September 16, 2022 - 10:15am

In May of this year that keen observer of future trends Elon Musk caused a storm when he observed that, if their ultra-low birthrate were to continue, the Japanese would eventually ‘cease to exist’. He was responding to an eleventh consecutive drop in population numbers caused by a lack of births and the ever-increasing longevity. Japan now has a record 86,000 centenarians, and adult diapers have outsold those for babies since 2011.

Musk was accused of alarmism but more evidence to support his grim hypothesis emerged recently with a survey of attitudes to marriage among the Japanese young. A poll by the government affiliated National Institute of Population and Social Security found that 17.3% of men and 14.6% of women aged between 18 and 34 said they had no intention of marrying, which represented an eightfold rise for men and a threefold rise for women from the same survey in 1982. Japan also saw a record low in new births in 2021 (811,604 down 3.5% from the previous year).

The Japanese seem less and less inclined to commit to a life-long partner and especially reluctant to procreate, which does indeed leave the country facing the prospect of becoming the world’s largest retirement community. What this might look like can already be witnessed in Japan’s rapidly depopulating countryside where substantial properties in ghost towns can bought for the price of a car.

But is there anything uniquely Japanese about this? The truth is that Japan’s fertility rate (births per 1000 women of child-bearing age — a more accurate metric than the birth rate) is certainly low (1.38) but 10 countries have worse figures. Taiwan, about which we rarely hear, takes ‘top’ spot at 1.07. The UK (1.7) is not much better. And declining interest in marriage, or a shift towards later marriage, is a first-world trend. To cite just two examples: marriages fell by a hefty 6.5% in the UK (in 2019 from 2018) while the US marriage rate has halved (9.8 per 1000 people to 5.1) since the 1990s.

We could look for local factors to explain Japan’s declining fertility rates. In Japan, there are certainly a distinct lack of role models; the Japanese royal family has shrunk to a barely sustainable number and glamorous pop musicians are essentially banned from having relationships — a glossy young idol flashing her baby bump for the media is something you never see here. And the traditional match-making business (‘omiai’), once very common, has fallen into abeyance, leaving it harder for the difficult to pair off to find partners.

But these are unlikely to have made a huge difference. In Japan, as elsewhere, the most plausible explanations for people postponing their family planning are economic uncertainty and the end of the job for life guarantee offered by major employers. Then there is the increased number of women in the workplace enjoying newly available career opportunities and the attendant decline in status of the traditional housewife.

What does mark out Japan and gives a degree of credence to the extinction narratives is the extremely low rates of immigration.
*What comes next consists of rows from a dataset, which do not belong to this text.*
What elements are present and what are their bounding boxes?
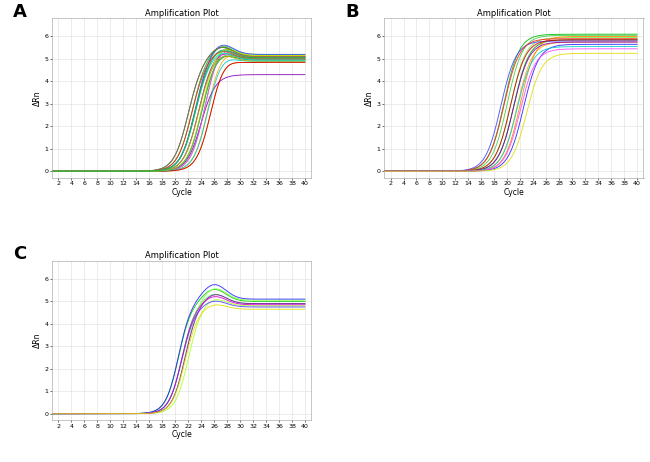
X-axis label: Cycle: Cycle: [172, 188, 192, 197]
Text: A: A: [13, 2, 27, 20]
Text: C: C: [13, 245, 27, 263]
X-axis label: Cycle: Cycle: [503, 188, 524, 197]
Title: Amplification Plot: Amplification Plot: [145, 251, 218, 260]
Y-axis label: ΔRn: ΔRn: [32, 333, 42, 348]
Y-axis label: ΔRn: ΔRn: [365, 91, 374, 106]
Y-axis label: ΔRn: ΔRn: [32, 91, 42, 106]
Text: B: B: [345, 2, 359, 20]
X-axis label: Cycle: Cycle: [172, 430, 192, 439]
Title: Amplification Plot: Amplification Plot: [145, 9, 218, 18]
Title: Amplification Plot: Amplification Plot: [477, 9, 551, 18]
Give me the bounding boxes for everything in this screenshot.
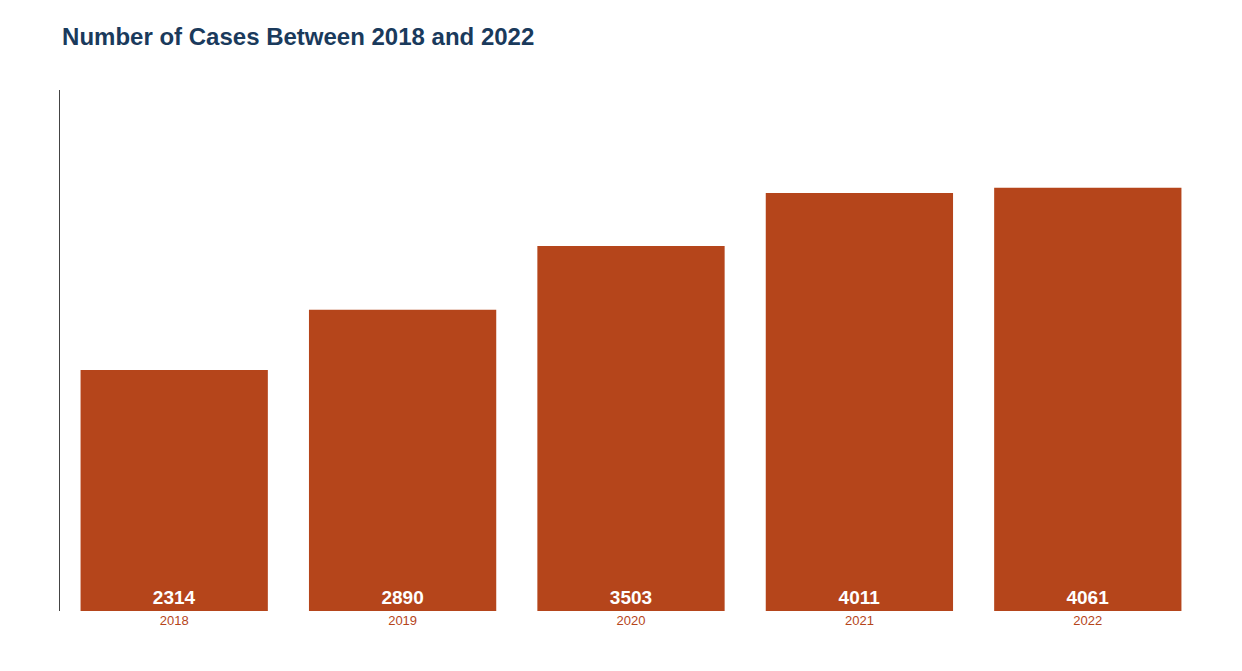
svg-text:2022: 2022: [1073, 613, 1102, 628]
svg-text:Number of Cases Between 2018 a: Number of Cases Between 2018 and 2022: [62, 23, 534, 50]
svg-text:2021: 2021: [845, 613, 874, 628]
svg-text:2890: 2890: [381, 587, 423, 608]
svg-text:2018: 2018: [160, 613, 189, 628]
svg-text:2020: 2020: [617, 613, 646, 628]
svg-text:4061: 4061: [1066, 587, 1109, 608]
svg-text:2314: 2314: [153, 587, 196, 608]
svg-text:3503: 3503: [610, 587, 652, 608]
svg-text:4011: 4011: [839, 587, 881, 608]
svg-text:2019: 2019: [388, 613, 417, 628]
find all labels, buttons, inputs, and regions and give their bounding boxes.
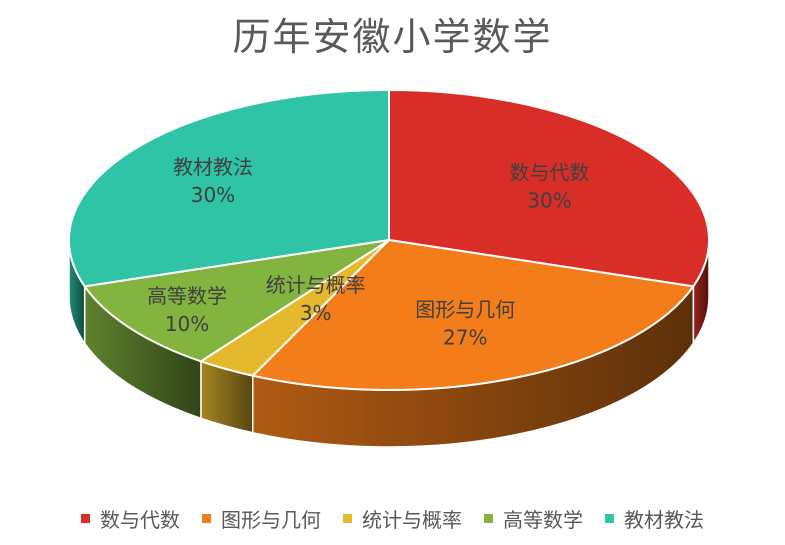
slice-advanced-math xyxy=(82,239,390,363)
slice-label-value-number-algebra: 30% xyxy=(527,188,571,212)
slice-number-algebra xyxy=(388,88,710,288)
legend-swatch-teaching-method xyxy=(605,514,614,523)
legend-label-geometry: 图形与几何 xyxy=(221,508,321,532)
slice-label-name-advanced-math: 高等数学 xyxy=(147,284,227,308)
legend-item-statistics: 统计与概率 xyxy=(343,504,462,533)
legend-swatch-advanced-math xyxy=(484,514,493,523)
chart-title: 历年安徽小学数学 xyxy=(232,15,553,59)
legend-swatch-geometry xyxy=(202,514,211,523)
pie-labels: 数与代数 30% 图形与几何 27% 统计与概率 3% 高等数学 10% 教材教法 30% xyxy=(147,155,589,350)
legend-label-number-algebra: 数与代数 xyxy=(100,508,180,532)
pie-sides xyxy=(68,239,710,448)
slice-label-value-statistics: 3% xyxy=(300,301,332,325)
legend-label-teaching-method: 教材教法 xyxy=(624,508,704,532)
slice-geometry xyxy=(250,238,696,391)
slice-label-value-geometry: 27% xyxy=(443,326,487,350)
slice-label-name-number-algebra: 数与代数 xyxy=(510,160,590,184)
slice-label-name-geometry: 图形与几何 xyxy=(415,298,515,322)
pie-chart: 数与代数 30% 图形与几何 27% 统计与概率 3% 高等数学 10% 教材教法 30% xyxy=(68,88,710,448)
legend-label-advanced-math: 高等数学 xyxy=(503,508,583,532)
legend-label-statistics: 统计与概率 xyxy=(362,508,462,532)
pie-tops xyxy=(68,88,710,391)
slice-label-name-statistics: 统计与概率 xyxy=(266,273,366,297)
legend-item-teaching-method: 教材教法 xyxy=(605,504,704,533)
legend-item-advanced-math: 高等数学 xyxy=(484,504,583,533)
legend-item-number-algebra: 数与代数 xyxy=(81,504,180,533)
slice-label-name-teaching-method: 教材教法 xyxy=(173,155,253,179)
slice-label-value-teaching-method: 30% xyxy=(191,183,235,207)
slice-label-value-advanced-math: 10% xyxy=(165,312,209,336)
legend: 数与代数 图形与几何 统计与概率 高等数学 教材教法 xyxy=(0,504,785,533)
slice-teaching-method xyxy=(68,88,390,288)
legend-swatch-statistics xyxy=(343,514,352,523)
legend-item-geometry: 图形与几何 xyxy=(202,504,321,533)
legend-swatch-number-algebra xyxy=(81,514,90,523)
Where many advanced western countries camouflage their dwindling native populations and invigorate their workforce with large numbers of imported citizens, Japan retains very strict controls. There are especially steep barriers to overcome for those wishing to attain permanent residence or bring their families.

It’s a controversial issue. It is possible to have sympathy with Japan’s desire for a homogenous society and the preservation of its unique identity and complex rule and etiquette-based culture, which it would be hard to imagine surviving a huge influx of untrained immigrants. On the other hand, some see the stubborn refusal to acknowledge the demographic realities by welcoming newcomers as simple racism. Many in Japan would bristle at that suggestion but Japan’s strict and protracted, but popular, Covid-19 entry restrictions for foreigners do suggest a country that hasn’t wholly shaken off its historically isolationist tendencies.

That leaves a stark choice: preserve the culture but accept a gradual decline and an increasingly urbanised gerontocratic society; or embrace an influx of new arrivals, and a sustainable, but very different Japan.


Philip Patrick is a lecturer at a Tokyo university and a freelance journalist.